Toy design

The magic of
a drawing that can be touched and transformed

There should be no such thing as art divorced from life, with beautiful things to look at and hideous things to use. Bruno Munari

I only knew a few things about Irene Guerrieri before I met her: she studied Industrial Design; she designs games and toys; she met Bruno Munari. On a not so boring October morning, I sat with her at Mimaster, to have a chat on her life and about the toy design workshop that she is going to run for the current Mimaster students. Irene is smart, cheerful, accurate in her writing and meticulous. She is a frank person. It is not surprising, then, that games have been a cornerstone in her life.
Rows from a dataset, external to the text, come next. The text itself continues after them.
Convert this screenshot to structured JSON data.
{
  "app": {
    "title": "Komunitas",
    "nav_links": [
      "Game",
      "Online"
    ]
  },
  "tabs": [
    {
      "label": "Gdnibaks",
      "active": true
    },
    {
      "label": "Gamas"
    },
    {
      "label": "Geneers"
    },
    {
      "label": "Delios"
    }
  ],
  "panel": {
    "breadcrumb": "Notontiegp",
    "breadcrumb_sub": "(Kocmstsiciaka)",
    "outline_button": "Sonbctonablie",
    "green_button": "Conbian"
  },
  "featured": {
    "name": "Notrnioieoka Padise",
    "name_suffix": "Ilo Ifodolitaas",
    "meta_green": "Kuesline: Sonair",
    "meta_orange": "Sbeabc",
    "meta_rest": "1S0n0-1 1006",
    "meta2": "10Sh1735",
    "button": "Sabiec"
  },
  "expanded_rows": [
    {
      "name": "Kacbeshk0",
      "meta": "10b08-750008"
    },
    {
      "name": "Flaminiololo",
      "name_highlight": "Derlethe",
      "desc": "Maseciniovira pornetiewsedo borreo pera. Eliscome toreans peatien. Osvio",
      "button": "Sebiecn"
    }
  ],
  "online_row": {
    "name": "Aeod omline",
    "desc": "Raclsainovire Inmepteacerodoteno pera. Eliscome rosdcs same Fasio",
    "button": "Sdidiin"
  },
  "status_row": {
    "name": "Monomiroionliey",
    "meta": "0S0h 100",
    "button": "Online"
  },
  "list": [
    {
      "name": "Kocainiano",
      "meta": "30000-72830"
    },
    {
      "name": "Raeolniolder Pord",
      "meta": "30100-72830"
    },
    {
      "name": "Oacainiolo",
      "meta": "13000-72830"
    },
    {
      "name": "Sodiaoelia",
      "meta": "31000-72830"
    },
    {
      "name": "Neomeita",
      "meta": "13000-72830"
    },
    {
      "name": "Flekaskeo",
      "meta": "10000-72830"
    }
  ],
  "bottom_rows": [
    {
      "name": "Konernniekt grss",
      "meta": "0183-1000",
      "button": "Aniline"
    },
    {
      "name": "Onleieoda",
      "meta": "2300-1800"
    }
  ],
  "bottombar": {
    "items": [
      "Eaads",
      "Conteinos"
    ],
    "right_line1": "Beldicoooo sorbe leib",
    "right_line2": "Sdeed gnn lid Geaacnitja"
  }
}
I am a kid at heart: I really like games. As the majority of children, I used to draw a lot, so, after high school, I decided to study Architecture (at Sapienza, in Rome) and take Industrial Design as my major: it was an easy and straightforward choice. My dissertation was already descriptive of my future work: I planned a playground for children inspired by Pinocchio’s fairy tale. My final project was greatly appreciated, even by the Collodi Foundation. Editorial illustration has always attracted my interest and while I was attending university, Panini (Malipiero at the time) published my first book, Giacomino dei colori (Giacomino and his colours). I was 19. At the beginning of my career, I worked as an illustrator for educational publishing, and I gradually started to design objects and toys. Fernando was my first project: it was a little man made of expanse synthetic rubber which I created for the company Progetti. It is a two-dimensional object that can be modified and easily bended, with various functions. It is a recreational object, not specifically for children but appropriate for their way of thinking. The process of “transformation” has always been fascinating to me, because it stimulates creativity and produces an interactive object: I would say that it is a constant characteristic of my work.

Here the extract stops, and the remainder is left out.